Freundlich and dual Langmuir isotherm models for predicting 137Cs binding on Savannah River Site soils.

Distribution of 137Cs and stable cesium between aqueous solution and near-surface soil samples from five locations at the Savannah River Site was measured in order to develop a predictive model for 137Cs uptake by the soils. Sorption of 137Cs in these soils appears to be mostly by hydroxy-interlayered vermiculite. Batch sorption studies with 4 d for equilibration were conducted at three cesium concentrations and at two backing electrolyte (NaNO3) concentrations. The soil-solution mixtures were pH-adjusted to evaluate the effects of pH on cesium sorption. Sorbed cesium was related to the equilibrium aqueous cesium concentrations by a Freundlich isotherm model.
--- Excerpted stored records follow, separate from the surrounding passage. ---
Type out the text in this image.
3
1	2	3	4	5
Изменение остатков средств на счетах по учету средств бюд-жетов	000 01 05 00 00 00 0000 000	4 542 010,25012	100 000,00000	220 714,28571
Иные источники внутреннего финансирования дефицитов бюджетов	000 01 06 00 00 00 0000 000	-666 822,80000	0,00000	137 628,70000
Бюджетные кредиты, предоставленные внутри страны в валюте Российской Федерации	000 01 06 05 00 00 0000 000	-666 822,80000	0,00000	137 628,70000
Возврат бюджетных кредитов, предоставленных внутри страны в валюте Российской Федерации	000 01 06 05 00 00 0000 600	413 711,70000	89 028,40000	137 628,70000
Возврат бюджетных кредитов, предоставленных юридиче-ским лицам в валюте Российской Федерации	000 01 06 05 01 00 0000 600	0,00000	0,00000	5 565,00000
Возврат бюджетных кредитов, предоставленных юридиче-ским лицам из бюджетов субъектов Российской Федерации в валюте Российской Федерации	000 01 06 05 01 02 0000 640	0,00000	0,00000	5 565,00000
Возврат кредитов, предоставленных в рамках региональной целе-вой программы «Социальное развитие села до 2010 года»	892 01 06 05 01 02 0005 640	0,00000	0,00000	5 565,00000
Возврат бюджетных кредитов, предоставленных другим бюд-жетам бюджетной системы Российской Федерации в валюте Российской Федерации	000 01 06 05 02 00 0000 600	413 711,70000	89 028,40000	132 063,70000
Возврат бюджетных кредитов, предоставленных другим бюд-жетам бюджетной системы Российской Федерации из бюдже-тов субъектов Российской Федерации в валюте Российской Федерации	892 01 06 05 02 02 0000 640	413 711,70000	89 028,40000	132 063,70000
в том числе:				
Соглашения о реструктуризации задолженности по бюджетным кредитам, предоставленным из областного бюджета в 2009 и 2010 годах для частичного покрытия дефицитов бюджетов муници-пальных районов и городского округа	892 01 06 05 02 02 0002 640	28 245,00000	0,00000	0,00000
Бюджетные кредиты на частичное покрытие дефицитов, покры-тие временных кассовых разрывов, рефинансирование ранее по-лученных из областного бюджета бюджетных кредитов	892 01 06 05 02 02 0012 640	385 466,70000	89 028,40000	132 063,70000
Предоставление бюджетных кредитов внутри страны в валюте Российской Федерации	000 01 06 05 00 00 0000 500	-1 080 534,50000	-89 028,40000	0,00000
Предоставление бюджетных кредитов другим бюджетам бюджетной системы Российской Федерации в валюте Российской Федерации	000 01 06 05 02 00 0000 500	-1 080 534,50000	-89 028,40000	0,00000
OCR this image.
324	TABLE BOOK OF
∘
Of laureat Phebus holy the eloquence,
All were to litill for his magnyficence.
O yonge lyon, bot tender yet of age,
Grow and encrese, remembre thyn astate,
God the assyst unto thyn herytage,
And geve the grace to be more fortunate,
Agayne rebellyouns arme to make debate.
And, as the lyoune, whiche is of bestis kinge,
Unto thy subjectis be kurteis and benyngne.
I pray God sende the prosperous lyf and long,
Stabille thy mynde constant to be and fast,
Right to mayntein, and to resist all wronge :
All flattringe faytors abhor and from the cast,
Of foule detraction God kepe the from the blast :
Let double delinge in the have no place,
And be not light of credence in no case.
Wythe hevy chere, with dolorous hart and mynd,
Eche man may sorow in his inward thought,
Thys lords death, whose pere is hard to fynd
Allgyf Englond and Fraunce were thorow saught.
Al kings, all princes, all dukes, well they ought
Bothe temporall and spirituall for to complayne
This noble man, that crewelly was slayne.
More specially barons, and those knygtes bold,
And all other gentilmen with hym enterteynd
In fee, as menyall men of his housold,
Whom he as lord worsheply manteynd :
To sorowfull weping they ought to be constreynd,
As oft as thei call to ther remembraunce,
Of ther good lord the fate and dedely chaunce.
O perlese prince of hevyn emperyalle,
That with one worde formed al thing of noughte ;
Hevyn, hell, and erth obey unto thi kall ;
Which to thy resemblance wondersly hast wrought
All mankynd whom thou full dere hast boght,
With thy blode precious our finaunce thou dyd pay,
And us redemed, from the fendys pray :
Model fits on logarithmic scales have a common slope of 0.60 +/- 0.03 for acidic mixtures and 0.69 +/- 0.04 for neutralized mixtures but have unique intercepts that are influenced by backing electrolyte concentration and pH. An ion-exchange model is proposed that pertains to all five soils and relates the Freundlich isotherms to the cation exchange capacity of soil and the aqueous concentrations of cesium, sodium, and a third ionic species that was hydrogen in the acidic mixtures and potassium in the neutralized mixtures. Model fits are consistent with Kd values in the entire range of 5-2,300 L kg(-1) determined for the five soil types. As an alternate model, dual Langmuir isotherms were fitted to the data. The results suggest cesium sorption by (1) relatively few interlayer-wedge sites, highly selective for cesium, and (2) much more abundant but less selective sites on internal and external planar surfaces.